If we observe the Guru-Chela relationship from the time of scriptures till date then we realize that initially Guru was a prophet, and then became a preacher, then a teacher in the class room, then a facilitator. Similarly, the Chela was a disciple in the initial stage, and then become a supporter, and then a student studying in the class room.

If we want to manifest the human values in future generations then we have to re-establish the Guru-Chela relationship to its old concept. To inculcate human values there is a need to establish the human touch in Guru-Chela relationship. It is possible only if a Chela goes to school to learn from the Guru and not just for enjoying the various modern facilities in the schools.  Just as spring is to the trees, so is the advent of the Guru, an inspiration to the human race. It’s time to change the role of both Guru and chela. Only then this relationship with a super HUMAN TOUCH will surely propagate the values like discipline in a spontaneous way.

Over the last few decades, the standards of discipline are fast deteriorating in the school environment too. School is just not what it used to be as very few schools are able to maintain the same standards of behavior. May be the teachers’ do not have that same confidence and commanding personality as they used to have. Or maybe work pressures have increased to such a degree that all the teachers can think of is completing the curriculum on schedule. Quite obviously, most of them seem to lack the dedication to go beyond the call of duty and the syllabus and contribute to the all-round development of the child.

In the present system, it’s the duty of managements or the governments to find such teachers as are devoted to the cause of education.

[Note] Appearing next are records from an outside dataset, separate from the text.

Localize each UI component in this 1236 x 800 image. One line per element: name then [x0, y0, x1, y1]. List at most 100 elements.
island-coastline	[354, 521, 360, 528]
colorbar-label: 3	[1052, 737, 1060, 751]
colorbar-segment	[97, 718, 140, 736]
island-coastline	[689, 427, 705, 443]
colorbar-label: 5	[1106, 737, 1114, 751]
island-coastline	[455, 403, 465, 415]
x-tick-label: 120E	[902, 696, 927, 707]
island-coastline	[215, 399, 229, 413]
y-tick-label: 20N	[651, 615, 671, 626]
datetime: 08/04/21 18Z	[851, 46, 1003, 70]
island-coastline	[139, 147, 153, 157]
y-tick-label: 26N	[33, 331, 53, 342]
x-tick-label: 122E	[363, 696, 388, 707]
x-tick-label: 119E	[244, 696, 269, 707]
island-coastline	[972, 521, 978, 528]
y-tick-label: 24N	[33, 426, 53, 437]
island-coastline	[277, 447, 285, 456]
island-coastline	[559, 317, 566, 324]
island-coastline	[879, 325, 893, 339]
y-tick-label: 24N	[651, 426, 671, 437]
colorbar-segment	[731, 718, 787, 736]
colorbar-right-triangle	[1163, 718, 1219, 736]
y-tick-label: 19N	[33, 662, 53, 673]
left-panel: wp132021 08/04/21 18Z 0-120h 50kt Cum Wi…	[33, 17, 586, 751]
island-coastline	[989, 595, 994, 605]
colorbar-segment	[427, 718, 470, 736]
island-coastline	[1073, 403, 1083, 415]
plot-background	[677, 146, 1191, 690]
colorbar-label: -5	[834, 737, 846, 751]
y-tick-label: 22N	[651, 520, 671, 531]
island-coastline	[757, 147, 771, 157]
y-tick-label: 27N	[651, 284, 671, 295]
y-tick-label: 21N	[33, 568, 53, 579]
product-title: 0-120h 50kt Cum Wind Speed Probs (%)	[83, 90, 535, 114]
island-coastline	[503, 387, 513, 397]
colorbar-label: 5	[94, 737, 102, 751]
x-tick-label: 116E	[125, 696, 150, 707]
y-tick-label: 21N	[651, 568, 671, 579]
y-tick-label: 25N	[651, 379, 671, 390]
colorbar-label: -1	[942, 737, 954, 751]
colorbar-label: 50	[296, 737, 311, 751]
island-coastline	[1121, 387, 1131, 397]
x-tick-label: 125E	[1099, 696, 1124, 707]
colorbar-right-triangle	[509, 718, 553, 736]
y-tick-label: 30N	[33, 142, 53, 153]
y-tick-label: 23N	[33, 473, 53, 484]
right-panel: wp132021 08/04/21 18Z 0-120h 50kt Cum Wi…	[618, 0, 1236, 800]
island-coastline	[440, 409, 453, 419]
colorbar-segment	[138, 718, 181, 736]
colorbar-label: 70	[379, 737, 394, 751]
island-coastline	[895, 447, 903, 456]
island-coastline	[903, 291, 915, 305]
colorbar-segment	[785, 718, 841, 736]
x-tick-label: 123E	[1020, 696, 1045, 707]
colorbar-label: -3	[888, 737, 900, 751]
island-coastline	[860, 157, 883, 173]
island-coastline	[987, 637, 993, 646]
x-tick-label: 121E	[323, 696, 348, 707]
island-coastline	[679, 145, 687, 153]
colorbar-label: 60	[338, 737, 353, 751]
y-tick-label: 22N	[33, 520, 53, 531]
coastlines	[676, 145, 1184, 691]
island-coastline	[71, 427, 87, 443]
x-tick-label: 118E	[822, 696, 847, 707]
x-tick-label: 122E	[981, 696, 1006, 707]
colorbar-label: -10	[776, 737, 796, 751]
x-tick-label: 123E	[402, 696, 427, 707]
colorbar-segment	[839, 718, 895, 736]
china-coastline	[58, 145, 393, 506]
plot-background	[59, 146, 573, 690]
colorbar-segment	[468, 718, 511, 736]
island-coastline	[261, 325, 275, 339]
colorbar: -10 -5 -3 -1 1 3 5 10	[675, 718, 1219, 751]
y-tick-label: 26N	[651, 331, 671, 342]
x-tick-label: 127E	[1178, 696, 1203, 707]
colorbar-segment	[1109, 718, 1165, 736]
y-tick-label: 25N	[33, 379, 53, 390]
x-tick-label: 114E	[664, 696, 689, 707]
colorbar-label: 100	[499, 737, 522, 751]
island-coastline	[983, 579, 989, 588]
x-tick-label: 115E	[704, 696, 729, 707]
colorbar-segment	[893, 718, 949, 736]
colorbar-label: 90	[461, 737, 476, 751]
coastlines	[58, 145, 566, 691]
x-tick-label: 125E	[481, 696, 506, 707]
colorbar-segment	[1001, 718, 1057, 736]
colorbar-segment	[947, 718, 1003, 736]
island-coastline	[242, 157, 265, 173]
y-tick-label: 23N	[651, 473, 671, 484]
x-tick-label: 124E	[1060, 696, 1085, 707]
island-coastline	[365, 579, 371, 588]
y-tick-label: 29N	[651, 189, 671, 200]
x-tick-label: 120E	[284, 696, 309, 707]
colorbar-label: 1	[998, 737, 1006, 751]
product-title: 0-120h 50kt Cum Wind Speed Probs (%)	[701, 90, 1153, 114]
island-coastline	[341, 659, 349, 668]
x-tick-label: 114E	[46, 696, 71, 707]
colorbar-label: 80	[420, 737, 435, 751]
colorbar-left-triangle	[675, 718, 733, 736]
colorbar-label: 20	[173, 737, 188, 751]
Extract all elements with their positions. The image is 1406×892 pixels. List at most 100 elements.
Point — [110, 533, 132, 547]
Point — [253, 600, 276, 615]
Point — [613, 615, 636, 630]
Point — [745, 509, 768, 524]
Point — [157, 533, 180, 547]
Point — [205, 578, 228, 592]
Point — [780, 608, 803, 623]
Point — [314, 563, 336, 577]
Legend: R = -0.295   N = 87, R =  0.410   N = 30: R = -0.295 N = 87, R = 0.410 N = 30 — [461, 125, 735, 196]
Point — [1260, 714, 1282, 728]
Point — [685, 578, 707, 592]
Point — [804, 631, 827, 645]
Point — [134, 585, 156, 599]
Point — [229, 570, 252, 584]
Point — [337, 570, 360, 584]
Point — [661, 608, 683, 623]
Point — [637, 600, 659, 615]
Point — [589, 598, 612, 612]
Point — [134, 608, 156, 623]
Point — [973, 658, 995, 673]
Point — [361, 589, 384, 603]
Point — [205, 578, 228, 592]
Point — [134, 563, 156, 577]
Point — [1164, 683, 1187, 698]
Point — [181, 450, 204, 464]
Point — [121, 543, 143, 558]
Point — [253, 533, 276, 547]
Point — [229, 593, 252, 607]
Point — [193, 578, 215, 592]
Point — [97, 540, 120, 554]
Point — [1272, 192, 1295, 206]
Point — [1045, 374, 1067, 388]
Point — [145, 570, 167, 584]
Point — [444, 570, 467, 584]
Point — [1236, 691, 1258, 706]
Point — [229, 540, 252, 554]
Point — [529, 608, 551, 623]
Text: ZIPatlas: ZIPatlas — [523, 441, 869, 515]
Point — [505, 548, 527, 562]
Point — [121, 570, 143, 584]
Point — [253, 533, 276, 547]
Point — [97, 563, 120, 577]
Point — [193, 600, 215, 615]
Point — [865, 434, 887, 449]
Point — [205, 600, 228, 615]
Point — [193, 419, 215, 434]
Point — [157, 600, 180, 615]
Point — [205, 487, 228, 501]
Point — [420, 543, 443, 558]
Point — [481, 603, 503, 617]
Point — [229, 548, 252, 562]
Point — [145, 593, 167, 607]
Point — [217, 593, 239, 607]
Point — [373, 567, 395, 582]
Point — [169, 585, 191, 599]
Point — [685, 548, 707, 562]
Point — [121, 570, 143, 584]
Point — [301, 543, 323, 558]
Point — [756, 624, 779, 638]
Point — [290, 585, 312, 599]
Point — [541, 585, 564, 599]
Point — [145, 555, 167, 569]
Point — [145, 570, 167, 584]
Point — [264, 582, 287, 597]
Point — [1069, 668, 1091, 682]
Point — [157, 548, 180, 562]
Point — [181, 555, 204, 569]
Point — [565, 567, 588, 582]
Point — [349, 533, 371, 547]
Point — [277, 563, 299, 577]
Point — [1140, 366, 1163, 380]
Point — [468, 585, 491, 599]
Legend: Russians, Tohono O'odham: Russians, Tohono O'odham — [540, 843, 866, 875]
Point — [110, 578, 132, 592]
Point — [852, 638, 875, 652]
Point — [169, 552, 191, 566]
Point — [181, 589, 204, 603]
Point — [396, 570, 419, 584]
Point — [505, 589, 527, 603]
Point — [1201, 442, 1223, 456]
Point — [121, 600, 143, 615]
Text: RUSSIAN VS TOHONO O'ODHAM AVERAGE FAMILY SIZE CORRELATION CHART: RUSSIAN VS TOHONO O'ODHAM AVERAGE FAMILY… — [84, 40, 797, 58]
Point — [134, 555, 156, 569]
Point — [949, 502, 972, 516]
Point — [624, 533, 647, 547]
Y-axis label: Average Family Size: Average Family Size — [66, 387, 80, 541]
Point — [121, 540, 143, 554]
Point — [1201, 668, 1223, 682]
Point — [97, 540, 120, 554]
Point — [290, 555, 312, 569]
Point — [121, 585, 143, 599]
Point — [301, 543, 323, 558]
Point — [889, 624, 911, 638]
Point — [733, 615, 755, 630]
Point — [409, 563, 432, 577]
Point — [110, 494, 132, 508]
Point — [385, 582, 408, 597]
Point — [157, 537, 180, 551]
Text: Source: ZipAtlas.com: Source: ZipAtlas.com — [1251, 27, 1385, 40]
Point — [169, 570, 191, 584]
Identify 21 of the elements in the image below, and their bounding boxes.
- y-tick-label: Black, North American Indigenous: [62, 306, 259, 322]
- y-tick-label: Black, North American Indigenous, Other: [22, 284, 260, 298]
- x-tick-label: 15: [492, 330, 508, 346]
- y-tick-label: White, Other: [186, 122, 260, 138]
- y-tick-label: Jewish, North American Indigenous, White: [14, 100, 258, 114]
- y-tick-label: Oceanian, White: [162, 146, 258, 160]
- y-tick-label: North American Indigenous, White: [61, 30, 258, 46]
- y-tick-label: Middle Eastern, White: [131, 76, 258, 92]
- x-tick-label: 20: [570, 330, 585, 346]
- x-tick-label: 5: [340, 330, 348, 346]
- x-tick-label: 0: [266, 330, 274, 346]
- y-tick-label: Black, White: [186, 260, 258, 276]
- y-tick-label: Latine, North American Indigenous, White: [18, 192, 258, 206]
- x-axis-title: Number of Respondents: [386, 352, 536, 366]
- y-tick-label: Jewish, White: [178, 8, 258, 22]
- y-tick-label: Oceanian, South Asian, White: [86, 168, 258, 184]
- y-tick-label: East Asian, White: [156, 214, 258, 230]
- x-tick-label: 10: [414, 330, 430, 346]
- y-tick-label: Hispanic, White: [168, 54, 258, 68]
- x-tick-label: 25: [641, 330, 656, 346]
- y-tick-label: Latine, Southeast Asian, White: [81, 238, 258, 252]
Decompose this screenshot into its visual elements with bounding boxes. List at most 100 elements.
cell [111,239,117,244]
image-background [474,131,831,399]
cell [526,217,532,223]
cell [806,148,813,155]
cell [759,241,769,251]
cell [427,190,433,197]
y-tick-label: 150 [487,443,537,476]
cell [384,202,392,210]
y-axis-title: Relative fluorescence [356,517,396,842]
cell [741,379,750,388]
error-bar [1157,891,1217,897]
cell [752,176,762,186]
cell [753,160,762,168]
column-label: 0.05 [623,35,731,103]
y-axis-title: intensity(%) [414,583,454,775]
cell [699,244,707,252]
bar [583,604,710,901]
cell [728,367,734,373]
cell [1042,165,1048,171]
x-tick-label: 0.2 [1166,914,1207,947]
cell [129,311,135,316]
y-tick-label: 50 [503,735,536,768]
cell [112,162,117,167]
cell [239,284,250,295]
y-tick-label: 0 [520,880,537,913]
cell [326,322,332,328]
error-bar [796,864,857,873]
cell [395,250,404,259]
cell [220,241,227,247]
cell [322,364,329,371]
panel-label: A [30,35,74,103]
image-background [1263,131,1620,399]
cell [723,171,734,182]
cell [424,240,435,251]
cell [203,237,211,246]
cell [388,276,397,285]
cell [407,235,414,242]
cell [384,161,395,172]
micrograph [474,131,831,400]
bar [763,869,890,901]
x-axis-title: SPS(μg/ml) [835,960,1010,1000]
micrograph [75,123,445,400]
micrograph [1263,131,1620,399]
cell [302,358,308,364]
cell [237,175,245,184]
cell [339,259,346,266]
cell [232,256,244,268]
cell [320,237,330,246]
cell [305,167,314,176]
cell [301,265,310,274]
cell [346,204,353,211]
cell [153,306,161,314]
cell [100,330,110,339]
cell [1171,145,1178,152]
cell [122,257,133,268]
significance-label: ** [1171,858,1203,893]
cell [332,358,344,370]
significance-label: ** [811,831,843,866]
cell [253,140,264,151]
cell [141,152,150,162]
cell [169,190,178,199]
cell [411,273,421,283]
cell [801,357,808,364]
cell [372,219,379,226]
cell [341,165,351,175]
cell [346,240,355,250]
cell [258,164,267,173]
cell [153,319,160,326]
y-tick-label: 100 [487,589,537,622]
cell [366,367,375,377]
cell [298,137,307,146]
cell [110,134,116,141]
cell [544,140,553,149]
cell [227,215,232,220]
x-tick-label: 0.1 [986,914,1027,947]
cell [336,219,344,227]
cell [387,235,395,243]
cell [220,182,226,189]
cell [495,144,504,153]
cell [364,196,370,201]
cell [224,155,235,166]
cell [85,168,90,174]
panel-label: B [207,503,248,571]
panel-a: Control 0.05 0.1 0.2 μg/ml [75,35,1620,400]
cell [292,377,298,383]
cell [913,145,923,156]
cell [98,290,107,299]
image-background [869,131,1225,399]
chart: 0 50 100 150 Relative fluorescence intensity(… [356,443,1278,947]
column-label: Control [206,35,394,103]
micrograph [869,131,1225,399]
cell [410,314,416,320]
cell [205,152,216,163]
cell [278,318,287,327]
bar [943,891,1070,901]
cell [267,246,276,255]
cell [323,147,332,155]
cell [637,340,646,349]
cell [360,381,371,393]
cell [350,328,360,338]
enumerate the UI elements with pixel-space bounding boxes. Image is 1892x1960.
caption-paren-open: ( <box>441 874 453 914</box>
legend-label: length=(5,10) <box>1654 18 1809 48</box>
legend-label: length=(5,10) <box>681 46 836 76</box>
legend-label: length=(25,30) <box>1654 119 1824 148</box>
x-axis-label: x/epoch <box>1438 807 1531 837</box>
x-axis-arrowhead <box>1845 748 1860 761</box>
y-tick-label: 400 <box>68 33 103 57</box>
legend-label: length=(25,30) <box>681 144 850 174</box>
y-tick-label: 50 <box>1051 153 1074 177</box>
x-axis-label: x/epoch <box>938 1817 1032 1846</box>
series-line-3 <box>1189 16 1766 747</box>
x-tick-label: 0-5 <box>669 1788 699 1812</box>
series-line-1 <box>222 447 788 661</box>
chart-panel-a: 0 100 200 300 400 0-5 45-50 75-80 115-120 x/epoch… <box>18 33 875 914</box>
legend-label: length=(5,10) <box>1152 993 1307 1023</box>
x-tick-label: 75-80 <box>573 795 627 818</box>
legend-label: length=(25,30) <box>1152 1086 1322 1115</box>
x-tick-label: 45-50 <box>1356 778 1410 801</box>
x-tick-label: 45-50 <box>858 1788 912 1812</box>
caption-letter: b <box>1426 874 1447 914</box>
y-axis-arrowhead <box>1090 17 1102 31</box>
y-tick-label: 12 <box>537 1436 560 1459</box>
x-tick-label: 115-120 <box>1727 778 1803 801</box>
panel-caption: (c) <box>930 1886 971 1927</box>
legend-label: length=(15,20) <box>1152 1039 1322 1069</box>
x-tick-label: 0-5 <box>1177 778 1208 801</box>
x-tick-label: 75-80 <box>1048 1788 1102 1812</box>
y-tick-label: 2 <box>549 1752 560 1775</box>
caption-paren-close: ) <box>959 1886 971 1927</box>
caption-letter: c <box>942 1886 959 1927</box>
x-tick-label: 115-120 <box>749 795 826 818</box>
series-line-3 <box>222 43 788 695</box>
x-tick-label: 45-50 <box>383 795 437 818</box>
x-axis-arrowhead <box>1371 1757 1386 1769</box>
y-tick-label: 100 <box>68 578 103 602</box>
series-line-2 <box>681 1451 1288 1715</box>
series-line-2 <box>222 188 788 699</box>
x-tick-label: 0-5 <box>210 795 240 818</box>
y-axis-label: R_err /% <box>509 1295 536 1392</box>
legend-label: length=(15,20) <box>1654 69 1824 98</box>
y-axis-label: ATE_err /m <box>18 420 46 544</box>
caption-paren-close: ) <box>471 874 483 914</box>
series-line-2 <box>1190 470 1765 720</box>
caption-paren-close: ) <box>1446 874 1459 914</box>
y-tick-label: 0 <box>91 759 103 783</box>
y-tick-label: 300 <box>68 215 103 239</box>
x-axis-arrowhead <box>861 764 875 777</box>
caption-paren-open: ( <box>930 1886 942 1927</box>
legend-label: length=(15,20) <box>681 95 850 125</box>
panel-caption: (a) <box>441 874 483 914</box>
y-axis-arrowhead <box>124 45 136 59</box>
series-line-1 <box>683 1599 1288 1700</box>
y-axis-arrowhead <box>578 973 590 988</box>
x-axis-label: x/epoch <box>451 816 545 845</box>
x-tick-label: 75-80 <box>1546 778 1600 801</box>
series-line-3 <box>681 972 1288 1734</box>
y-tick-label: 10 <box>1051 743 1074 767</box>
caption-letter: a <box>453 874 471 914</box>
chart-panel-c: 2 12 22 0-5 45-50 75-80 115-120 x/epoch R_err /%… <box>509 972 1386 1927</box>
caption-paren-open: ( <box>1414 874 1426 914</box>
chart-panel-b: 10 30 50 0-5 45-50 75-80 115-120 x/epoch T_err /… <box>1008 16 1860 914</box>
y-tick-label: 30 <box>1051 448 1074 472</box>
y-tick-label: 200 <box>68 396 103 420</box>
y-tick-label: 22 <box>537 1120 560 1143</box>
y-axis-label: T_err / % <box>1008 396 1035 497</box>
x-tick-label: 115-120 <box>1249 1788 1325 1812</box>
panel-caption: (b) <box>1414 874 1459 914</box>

   –   Sri Guru Granth Sahib, SGPC, Amritsar.

   –   Clarence. O. Mc Mullen, 1976: The Nature of Guruship, The Christian Institute of Sikh Studies, Batala.

   –   Neki, J.S., October 1973, Guru Chela Relationship (The Possibility of a Therapeutic Paradigm), Amer. J. Orthopsychiat, 43(5).

   –   Nabha, Bhai Kahan Singh, 1974: Mahan Kosh, Language Deptt. Punjab, Patiala.

   –   Giani, Gian Singh, Twareekh Sri Amritsar, Amritsar.

   –   Meharban Singh, 2009: Sikh Model of Education for Complete Living (Role of Gurdwara), Singh Brothers, Amritsar.

   –   Kartar Singh, 1967: On Sikh Education (A First Person Account); Souvenir (48th All India Sikh Educational Conference, Calcutta), Amritsar.
– Gaskell,G.A.; Dictionay of Scripture and Myth; Dorest Press, New York,1988.